Based on the bill text, reasonable concerns or trade‑offs include:

  • Large federal cost and sustainability questions. The 100% FMAP for HCBS services is a major change with no total cost estimate in the bill text. It is unclear how long that federal share would apply and how long‑term federal costs will be managed.
  • Implementation burden on states. States must submit detailed implementation plans and expand capacity within a five‑year timeline. Some states may lack provider networks or administrative capacity to meet the requirements quickly.
  • Unclear enforcement and pass‑through mechanics. The bill requires states to ensure rate increases are “proportionately passed through” to direct care workers, but it leaves details about monitoring and enforcement to rulemaking. It is unclear how effectively raise‑the‑rate policies will raise worker pay in practice.
  • Transition and demand effects.

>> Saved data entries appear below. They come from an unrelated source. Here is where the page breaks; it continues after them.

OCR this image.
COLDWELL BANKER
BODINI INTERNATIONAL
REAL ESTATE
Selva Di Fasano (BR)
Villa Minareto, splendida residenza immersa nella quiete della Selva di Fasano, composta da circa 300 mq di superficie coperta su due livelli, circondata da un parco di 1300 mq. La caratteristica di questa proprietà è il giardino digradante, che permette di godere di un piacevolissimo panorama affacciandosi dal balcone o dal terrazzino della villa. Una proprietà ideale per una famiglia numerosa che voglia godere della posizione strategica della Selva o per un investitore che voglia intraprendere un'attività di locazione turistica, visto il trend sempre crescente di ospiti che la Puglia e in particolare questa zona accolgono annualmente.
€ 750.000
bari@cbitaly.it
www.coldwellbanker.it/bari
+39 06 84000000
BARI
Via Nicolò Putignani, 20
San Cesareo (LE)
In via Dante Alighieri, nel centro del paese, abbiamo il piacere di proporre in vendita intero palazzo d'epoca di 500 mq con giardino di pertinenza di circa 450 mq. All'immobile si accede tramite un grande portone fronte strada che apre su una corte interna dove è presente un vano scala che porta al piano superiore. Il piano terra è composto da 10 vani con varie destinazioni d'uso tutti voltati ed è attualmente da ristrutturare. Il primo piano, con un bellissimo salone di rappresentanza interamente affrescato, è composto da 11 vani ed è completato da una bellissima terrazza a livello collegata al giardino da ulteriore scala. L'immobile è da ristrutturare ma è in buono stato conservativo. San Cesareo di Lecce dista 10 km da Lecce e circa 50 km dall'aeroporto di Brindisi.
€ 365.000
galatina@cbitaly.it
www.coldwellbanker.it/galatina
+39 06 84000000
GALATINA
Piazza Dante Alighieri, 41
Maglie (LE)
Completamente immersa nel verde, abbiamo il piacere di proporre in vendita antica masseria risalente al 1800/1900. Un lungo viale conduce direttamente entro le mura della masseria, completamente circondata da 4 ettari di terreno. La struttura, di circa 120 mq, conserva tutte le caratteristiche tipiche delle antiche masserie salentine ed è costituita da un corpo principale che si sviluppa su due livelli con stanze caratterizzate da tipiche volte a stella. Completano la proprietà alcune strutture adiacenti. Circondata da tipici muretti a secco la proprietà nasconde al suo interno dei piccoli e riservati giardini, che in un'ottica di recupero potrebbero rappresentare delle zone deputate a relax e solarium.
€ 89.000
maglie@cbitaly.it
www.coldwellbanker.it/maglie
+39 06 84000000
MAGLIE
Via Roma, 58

Making HCBS mandatory could substantially increase demand for services. The bill requires states to prioritize waiting lists, but it is unclear how quickly workforce and provider capacity can expand to meet new demand.
  • Estate recovery and lien changes. Removing or limiting liens and recovery could reduce state recoveries of Medicaid costs and add to the fiscal impact; the bill does not quantify that effect.
  • Timing and gaps in detail. Many key actions (new services to be added, panel recommendations, quality measures, and reporting rules) depend on future rulemaking, panels, or guidance. The effectiveness of the law will depend on those future decisions, which the bill does not fully specify.